Rep. Matt Cartwright (D-Pa.) introduced a bill in mid-April, the Coronavirus Frontline Workers Fair Pay Act (HR 6709), that would provide similar pay increases. Health care workers would receive an additional $13 per hour. It would be retroactive to Jan. 31, 2020, and would be available through the end of 2020.
Molly Kinder of the Brookings Institution, a self-described nonpartisan Washington policy institute, estimates that Sen. Schumer’s proposal would represent the equivalent of double-time pay for the average low-wage worker, a 50% pay increase for a mail carrier, a 20% boost for a pharmacist, and less than a 15% increase for a surgeon, as determined from median 2018 wages.
Before the House Democrats unveiled their bill, Isabel Soto of the center-right group American Action Forum estimated that a $13 per hour wage increase could cost $398.9 billion just from the end of March to the end of September. A great proportion of that amount – $264 billion – would go to some 10 million health care workers, Ms. Soto calculated.
Some already offering pay boost
A few states and hospital systems are already offering hazard pay.
On April 12, Massachusetts agreed to give about 6,500 AFSCME union members who work at state human services facilities and group homes a $5 or a $10 per hour pay increase, depending on duties. It was to stay in effect until at least May 30.
Maine Governor Janet Mills (D) also agreed to increase pay by $3-$5 an hour for AFSCME workers in state correctional and mental health facilities beginning March 29.
In New York City, the biggest hospital network, Northwell Health, in late April gave 45,000 workers – including nurses, physicians, respiratory therapists, environmental services workers, housekeepers, and people in outpatient and corporate roles – a lump sum bonus payment of up to $2,500 and 1 week of paid time off. The money came out of the system’s general fund.
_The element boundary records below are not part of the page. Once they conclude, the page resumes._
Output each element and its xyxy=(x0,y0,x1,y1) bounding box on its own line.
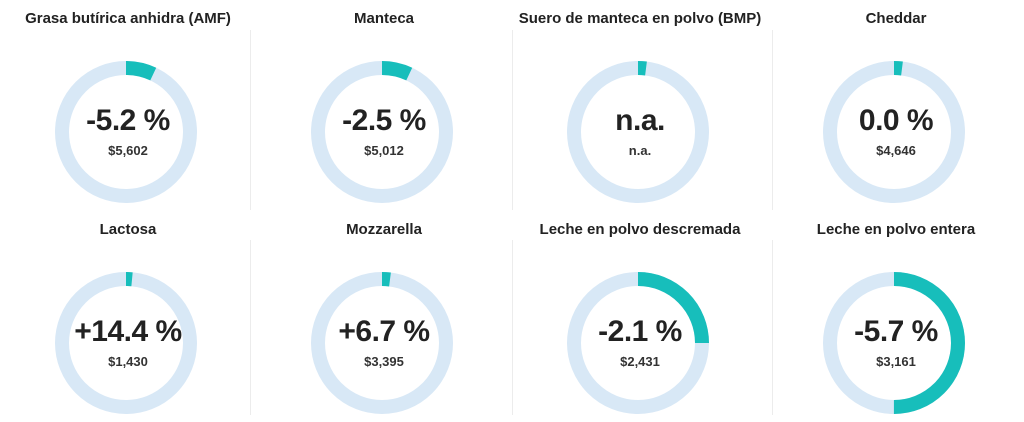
column-divider xyxy=(512,30,513,210)
donut-card: Mozzarella +6.7 % $3,395 xyxy=(256,211,512,422)
donut-fill-arc xyxy=(567,61,709,203)
price-value: $5,012 xyxy=(364,143,404,158)
price-value: $3,395 xyxy=(364,354,404,369)
price-value: $3,161 xyxy=(876,354,916,369)
change-percent: 0.0 % xyxy=(858,104,934,137)
donut-card: Cheddar 0.0 % $4,646 xyxy=(768,0,1024,211)
donut-fill-arc xyxy=(55,61,197,203)
column-divider xyxy=(512,240,513,415)
donut-title: Cheddar xyxy=(865,10,927,27)
donut-card: Manteca -2.5 % $5,012 xyxy=(256,0,512,211)
donut-ring xyxy=(823,61,965,203)
donut-card: Leche en polvo entera -5.7 % $3,161 xyxy=(768,211,1024,422)
price-value: $4,646 xyxy=(876,143,916,158)
donut-card: Lactosa +14.4 % $1,430 xyxy=(0,211,256,422)
donut-card: Grasa butírica anhidra (AMF) -5.2 % $5,602 xyxy=(0,0,256,211)
donut-fill-arc xyxy=(311,61,453,203)
donut-ring xyxy=(567,61,709,203)
donut-ring xyxy=(55,272,197,414)
donut-title: Suero de manteca en polvo (BMP) xyxy=(518,10,762,27)
donut-fill-arc xyxy=(311,272,453,414)
change-percent: -5.2 % xyxy=(86,104,170,137)
donut-ring xyxy=(55,61,197,203)
donut-title: Leche en polvo entera xyxy=(816,221,976,238)
donut-fill-arc xyxy=(567,272,709,414)
change-percent: +6.7 % xyxy=(338,315,430,348)
donut-card: Suero de manteca en polvo (BMP) n.a. n.a. xyxy=(512,0,768,211)
donut-ring xyxy=(311,272,453,414)
column-divider xyxy=(772,30,773,210)
change-percent: -2.5 % xyxy=(342,104,426,137)
column-divider xyxy=(772,240,773,415)
donut-title: Mozzarella xyxy=(346,221,422,238)
price-value: $5,602 xyxy=(108,143,148,158)
price-value: $1,430 xyxy=(108,354,148,369)
donut-fill-arc xyxy=(55,272,197,414)
change-percent: +14.4 % xyxy=(74,315,182,348)
column-divider xyxy=(250,30,251,210)
change-percent: -5.7 % xyxy=(854,315,938,348)
donut-fill-arc xyxy=(823,61,965,203)
donut-title: Grasa butírica anhidra (AMF) xyxy=(25,10,231,27)
donut-fill-arc xyxy=(823,272,965,414)
donut-title: Manteca xyxy=(353,10,415,27)
donut-card: Leche en polvo descremada -2.1 % $2,431 xyxy=(512,211,768,422)
column-divider xyxy=(250,240,251,415)
change-percent: n.a. xyxy=(615,104,665,137)
donut-ring xyxy=(567,272,709,414)
donut-title: Leche en polvo descremada xyxy=(539,221,741,238)
change-percent: -2.1 % xyxy=(598,315,682,348)
donut-ring xyxy=(311,61,453,203)
donut-title: Lactosa xyxy=(99,221,157,238)
price-value: $2,431 xyxy=(620,354,660,369)
donut-ring xyxy=(823,272,965,414)
price-value: n.a. xyxy=(628,143,652,158)
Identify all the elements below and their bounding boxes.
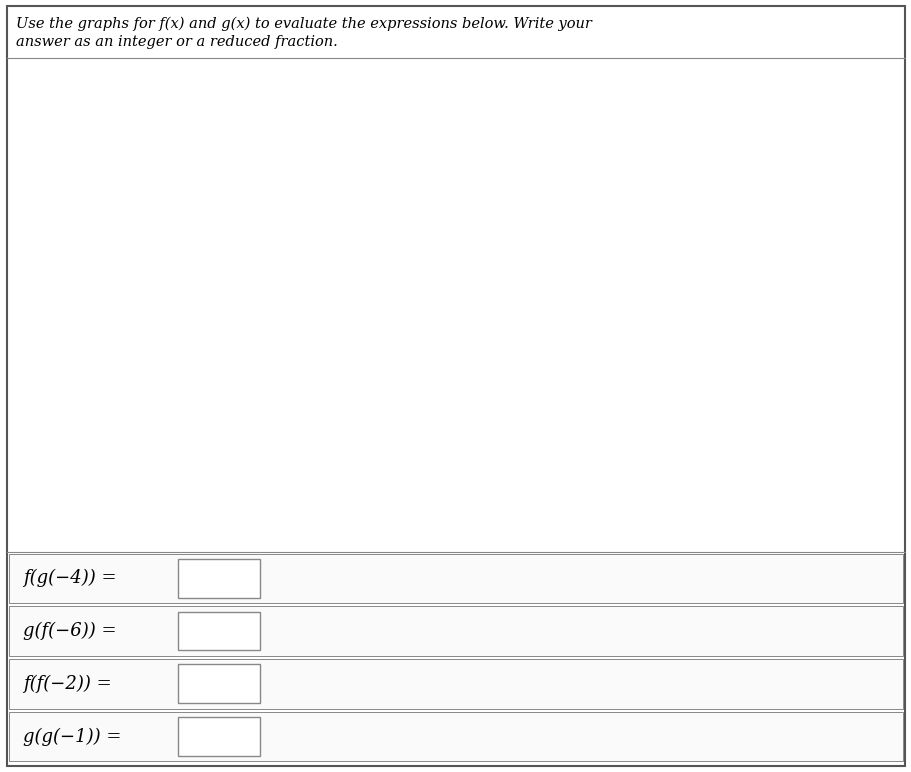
Text: g(g(−1)) =: g(g(−1)) = bbox=[23, 727, 121, 746]
Bar bbox=[178, 611, 260, 650]
Bar bbox=[9, 606, 902, 656]
Bar bbox=[178, 559, 260, 598]
Text: x: x bbox=[429, 290, 436, 303]
Text: f(g(−4)) =: f(g(−4)) = bbox=[23, 569, 117, 587]
Text: g(x): g(x) bbox=[691, 84, 719, 98]
Bar bbox=[9, 554, 902, 603]
Bar bbox=[9, 712, 902, 761]
Text: x: x bbox=[866, 290, 874, 303]
Text: answer as an integer or a reduced fraction.: answer as an integer or a reduced fracti… bbox=[16, 35, 338, 49]
Text: Use the graphs for f(x) and g(x) to evaluate the expressions below. Write your: Use the graphs for f(x) and g(x) to eval… bbox=[16, 17, 591, 32]
Bar bbox=[9, 659, 902, 709]
Bar bbox=[178, 717, 260, 756]
Text: g(f(−6)) =: g(f(−6)) = bbox=[23, 622, 117, 640]
Text: f(f(−2)) =: f(f(−2)) = bbox=[23, 675, 111, 692]
Bar bbox=[178, 664, 260, 703]
Text: f(x): f(x) bbox=[254, 84, 278, 98]
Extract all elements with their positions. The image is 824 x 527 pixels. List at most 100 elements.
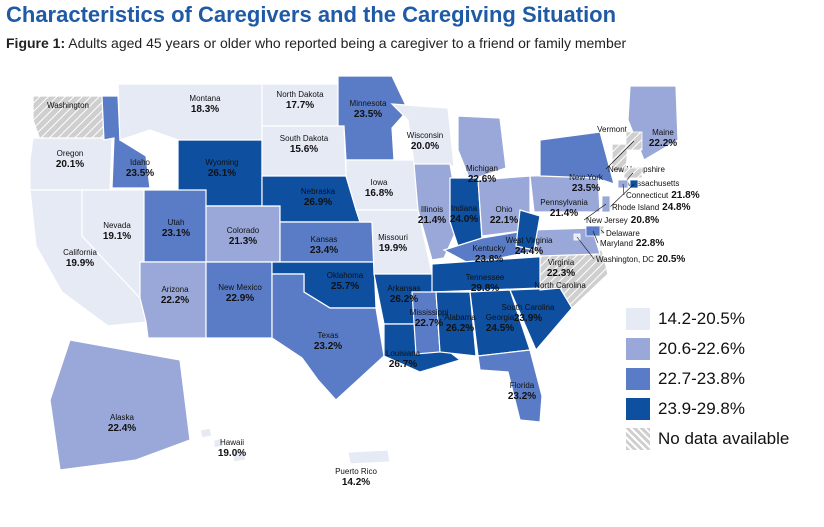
state-name-vermont: Vermont xyxy=(597,125,628,134)
legend-item: 20.6-22.6% xyxy=(626,337,789,361)
figure-description: Adults aged 45 years or older who report… xyxy=(65,35,627,51)
callout-name: New Jersey xyxy=(586,216,628,225)
state-value-alabama: 26.2% xyxy=(446,323,474,334)
legend-swatch xyxy=(626,308,650,330)
legend-item: 22.7-23.8% xyxy=(626,367,789,391)
state-value-wyoming: 26.1% xyxy=(208,168,236,179)
state-name-mississippi: Mississippi xyxy=(410,308,449,317)
legend-label: 22.7-23.8% xyxy=(658,369,745,388)
state-value-arkansas: 26.2% xyxy=(390,294,418,305)
state-value-wisconsin: 20.0% xyxy=(411,141,439,152)
state-name-arkansas: Arkansas xyxy=(387,284,420,293)
figure-subtitle: Figure 1: Adults aged 45 years or older … xyxy=(6,35,626,51)
callout-name: Massachusetts xyxy=(626,179,679,188)
callout-label-new-jersey: New Jersey 20.8% xyxy=(586,215,659,226)
state-value-minnesota: 23.5% xyxy=(354,109,382,120)
state-name-alabama: Alabama xyxy=(444,313,476,322)
state-name-minnesota: Minnesota xyxy=(350,99,387,108)
callout-leader-line xyxy=(576,236,595,260)
state-alaska xyxy=(49,339,191,471)
state-value-alaska: 22.4% xyxy=(108,423,136,434)
state-name-west-virginia: West Virginia xyxy=(506,236,553,245)
states-layer xyxy=(29,75,679,471)
state-name-tennessee: Tennessee xyxy=(466,273,505,282)
state-value-hawaii: 19.0% xyxy=(218,448,246,459)
callout-leader-line xyxy=(622,183,625,196)
labels-layer: WashingtonOregon20.1%California19.9%Neva… xyxy=(47,90,677,488)
state-name-maine: Maine xyxy=(652,128,674,137)
state-value-louisiana: 26.7% xyxy=(389,359,417,370)
state-value-south-dakota: 15.6% xyxy=(290,144,318,155)
legend-label: 14.2-20.5% xyxy=(658,309,745,328)
state-value-west-virginia: 24.4% xyxy=(515,246,543,257)
state-name-texas: Texas xyxy=(318,331,339,340)
state-value-oregon: 20.1% xyxy=(56,159,84,170)
state-value-idaho: 23.5% xyxy=(126,168,154,179)
state-new-york xyxy=(539,131,615,185)
state-name-ohio: Ohio xyxy=(496,205,513,214)
state-name-kentucky: Kentucky xyxy=(473,244,506,253)
state-name-north-carolina: North Carolina xyxy=(534,281,586,290)
state-value-tennessee: 29.8% xyxy=(471,283,499,294)
callout-leader-line xyxy=(605,140,635,170)
state-virginia xyxy=(529,227,601,257)
state-value-arizona: 22.2% xyxy=(161,295,189,306)
callout-name: Connecticut xyxy=(626,191,669,200)
state-michigan xyxy=(457,115,507,181)
state-value-new-york: 23.5% xyxy=(572,183,600,194)
state-name-hawaii: Hawaii xyxy=(220,438,244,447)
state-name-new-york: New York xyxy=(569,173,604,182)
callout-value: 20.5% xyxy=(657,254,685,265)
legend-label: No data available xyxy=(658,429,790,448)
state-name-wisconsin: Wisconsin xyxy=(407,131,443,140)
state-hawaii xyxy=(213,437,225,449)
state-florida xyxy=(477,349,543,423)
state-value-nebraska: 26.9% xyxy=(304,197,332,208)
state-value-colorado: 21.3% xyxy=(229,236,257,247)
callout-value: 21.8% xyxy=(671,190,699,201)
state-name-south-carolina: South Carolina xyxy=(502,303,555,312)
legend-swatch xyxy=(626,368,650,390)
state-name-kansas: Kansas xyxy=(311,235,338,244)
state-name-arizona: Arizona xyxy=(161,285,189,294)
callout-label-connecticut: Connecticut 21.8% xyxy=(626,190,700,201)
legend-label: 20.6-22.6% xyxy=(658,339,745,358)
callout-label-delaware: Delaware xyxy=(606,229,640,238)
callout-value: 22.8% xyxy=(636,238,664,249)
state-name-puerto-rico: Puerto Rico xyxy=(335,467,377,476)
state-name-colorado: Colorado xyxy=(227,226,260,235)
state-value-south-carolina: 23.9% xyxy=(514,313,542,324)
callout-name: Washington, DC xyxy=(596,255,654,264)
callout-leader-line xyxy=(600,229,605,234)
state-value-utah: 23.1% xyxy=(162,228,190,239)
state-value-kansas: 23.4% xyxy=(310,245,338,256)
legend-swatch xyxy=(626,338,650,360)
state-name-new-mexico: New Mexico xyxy=(218,283,262,292)
state-name-illinois: Illinois xyxy=(421,205,443,214)
state-value-iowa: 16.8% xyxy=(365,188,393,199)
callout-leader-line xyxy=(592,230,599,244)
state-value-virginia: 22.3% xyxy=(547,268,575,279)
state-puerto-rico xyxy=(347,449,391,465)
legend-item: 14.2-20.5% xyxy=(626,307,789,331)
state-name-louisiana: Louisiana xyxy=(386,349,421,358)
callout-label-washington-dc: Washington, DC 20.5% xyxy=(596,254,685,265)
state-value-florida: 23.2% xyxy=(508,391,536,402)
state-name-alaska: Alaska xyxy=(110,413,135,422)
state-value-georgia: 24.5% xyxy=(486,323,514,334)
state-value-nevada: 19.1% xyxy=(103,231,131,242)
state-name-oklahoma: Oklahoma xyxy=(327,271,364,280)
state-name-oregon: Oregon xyxy=(57,149,84,158)
state-name-washington: Washington xyxy=(47,101,89,110)
state-name-north-dakota: North Dakota xyxy=(276,90,324,99)
state-name-montana: Montana xyxy=(189,94,221,103)
state-name-south-dakota: South Dakota xyxy=(280,134,329,143)
state-name-utah: Utah xyxy=(168,218,185,227)
legend-swatch xyxy=(626,428,650,450)
state-value-illinois: 21.4% xyxy=(418,215,446,226)
legend-label: 23.9-29.8% xyxy=(658,399,745,418)
state-name-indiana: Indiana xyxy=(451,204,478,213)
figure-label: Figure 1: xyxy=(6,35,66,51)
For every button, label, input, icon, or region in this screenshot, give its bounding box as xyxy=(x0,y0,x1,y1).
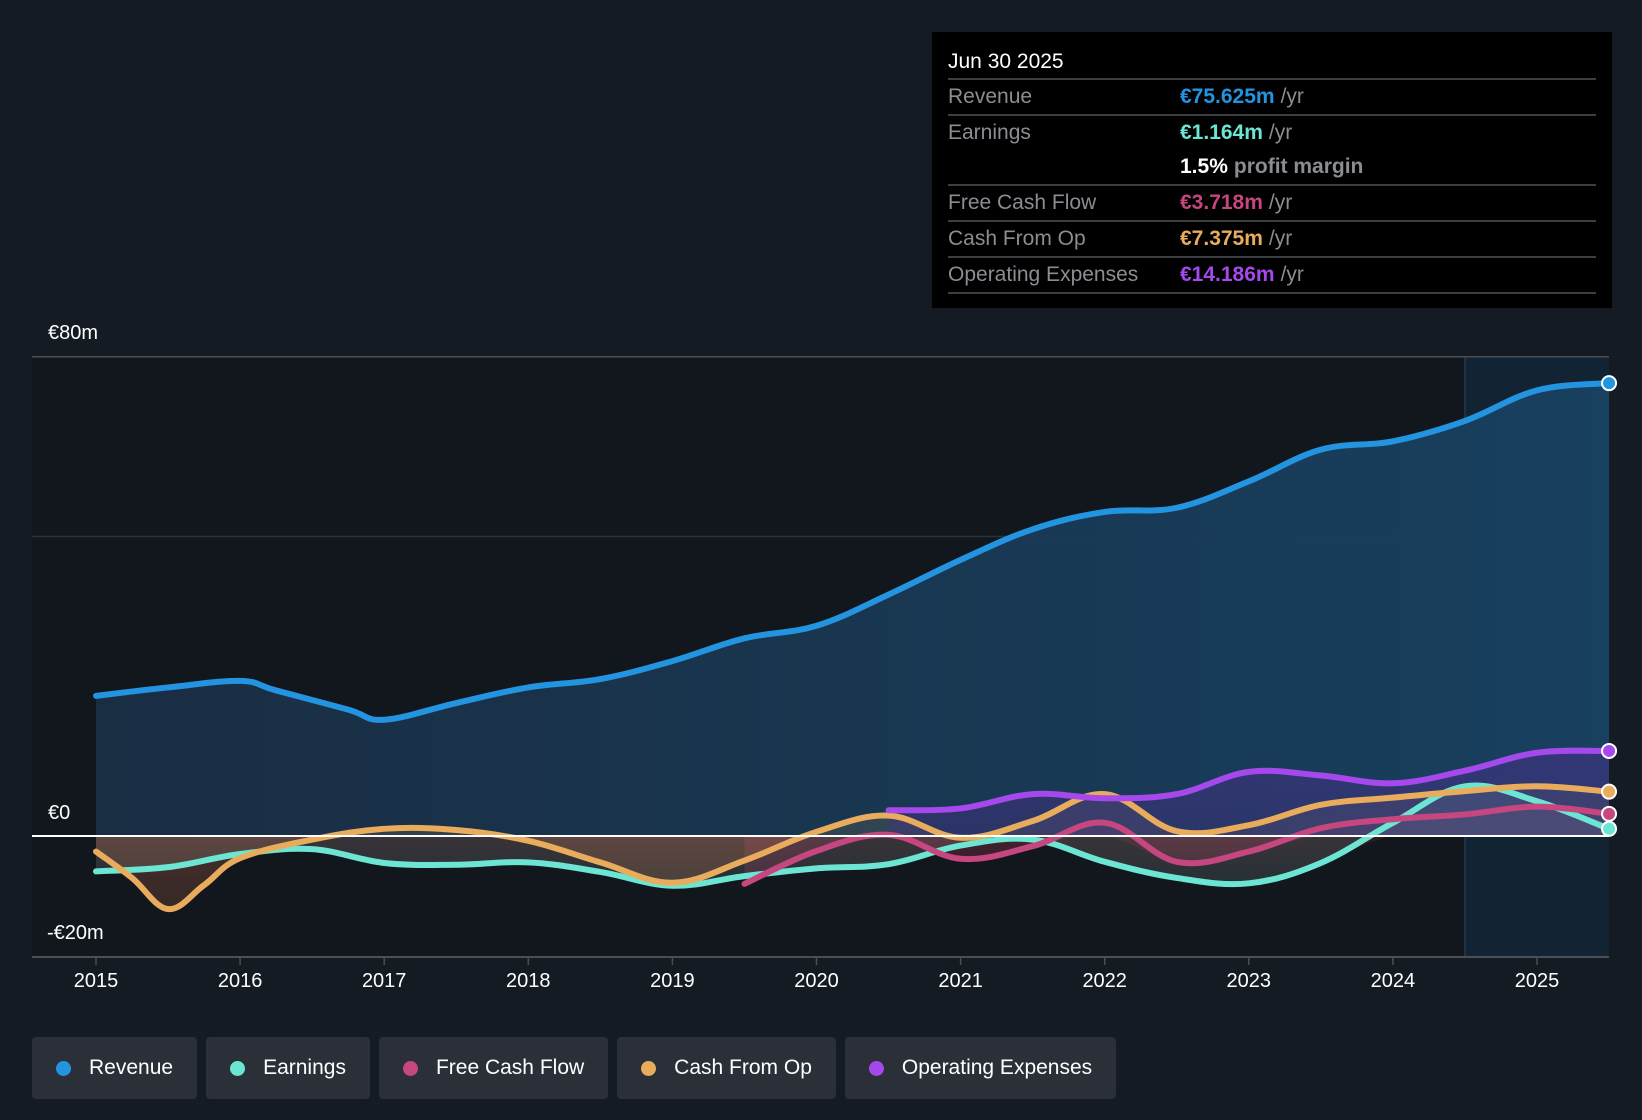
legend-label: Operating Expenses xyxy=(901,1056,1093,1079)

“As an organization, we want to continue to support, motivate and inspire our team members,” said Northwell President and CEO Michael Dowling in a statement at the time.
On April 2, New York–Presbyterian Hospital’s chair of the department of surgery, Craig Smith, MD, announced that the facility was “providing a $1,250 bonus for everyone who has worked in or supported the COVID-19 front lines, for at least 1 week.”
Advocate Aurora, with 15 hospitals and 32,000 employees in Wisconsin, said in early April that it was giving increases of $6.25-$15.00 an hour at least through the end of May.